When I was younger and plastic straws were still de rigueur, my grandmother used to wash them. And we’d reuse them. As I’m still kicking, I suppose the practice wasn’t that detrimental to my health. I have stainless steel straws now because I am not a fan of bio plastic or paper, but I’d wager if I were to stumble upon a pack of plastic ones, I’d just wash them using the little brush that came with my stainless steel pack.

And then of course there’s the old plebeian custom of washing and reusing small baggies, like the Ikea ziploc ones. My friend left a couple the last time she was visiting – I’m still using them. I bought pasta in a plastic bag – I’ll use it to store bread, pack fruit, or freeze something. There’s still an ancient – I mean it, it’s like… 20+ years old – milk plastic bag kicking around the house somewhere – I think it holds reusable hankies.

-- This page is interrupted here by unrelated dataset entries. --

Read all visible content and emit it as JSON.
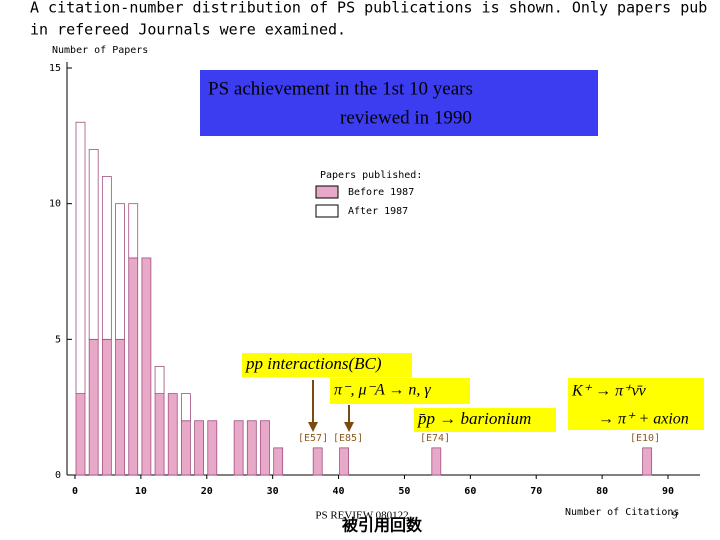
{
  "chart_data": {
    "type": "histogram",
    "caption": [
      "A citation-number distribution of PS publications is shown. Only papers pub",
      "in refereed Journals were examined."
    ],
    "title": "PS achievement in the 1st 10 years",
    "subtitle": "reviewed in 1990",
    "y_label": "Number of Papers",
    "x_label": "Number of Citations",
    "x_label_local": "被引用回数",
    "legend_title": "Papers published:",
    "x": [
      0,
      2,
      4,
      6,
      8,
      10,
      12,
      14,
      16,
      18,
      20,
      24,
      26,
      28,
      30,
      36,
      40,
      54,
      86
    ],
    "series": [
      {
        "name": "Before 1987",
        "color": "#e8a8c8",
        "values": [
          3,
          5,
          5,
          5,
          8,
          8,
          3,
          3,
          2,
          2,
          2,
          2,
          2,
          2,
          1,
          1,
          1,
          1,
          1
        ]
      },
      {
        "name": "After 1987",
        "color": "#ffffff",
        "values": [
          10,
          7,
          6,
          5,
          2,
          0,
          1,
          0,
          1,
          0,
          0,
          0,
          0,
          0,
          0,
          0,
          0,
          0,
          0
        ]
      }
    ],
    "xlim": [
      0,
      90
    ],
    "xticks": [
      0,
      10,
      20,
      30,
      40,
      50,
      60,
      70,
      80,
      90
    ],
    "ylim": [
      0,
      15
    ],
    "yticks": [
      0,
      5,
      10,
      15
    ],
    "experiment_labels": [
      "[E57]",
      "[E85]",
      "[E74]",
      "[E10]"
    ],
    "annotations": [
      "pp interactions(BC)",
      "π⁻, μ⁻A → n, γ",
      "p̄p → barionium",
      "K⁺ → π⁺ν̄ν",
      "→ π⁺ + axion"
    ],
    "footer": "PS REVIEW 080122",
    "page_number": "9"
  }
}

The only bags I don’t reuse are ones from meats and the very flimsy ones that one would pack veg in at the supermarket. The first one is unhygienic. You’d end up using more plastic on your hospital trip after you try to reuse that one. And the second one would require more energy to wash and reuse than to dispose of.

Turtles choke on plastic straws, stop using plastic

Turtles choke on things we pollute the oceans with. Said pollutants are not necessarily made from plastic. A cotton ribbon carelessly thrown into the ocean will be as deadly to a bird or a turtle as a piece of plastic. Same goes for a metal bottle topper. The answer to happy living turtles is not ‘ban plastic’, it’s ‘stop throwing shit into the oceans’.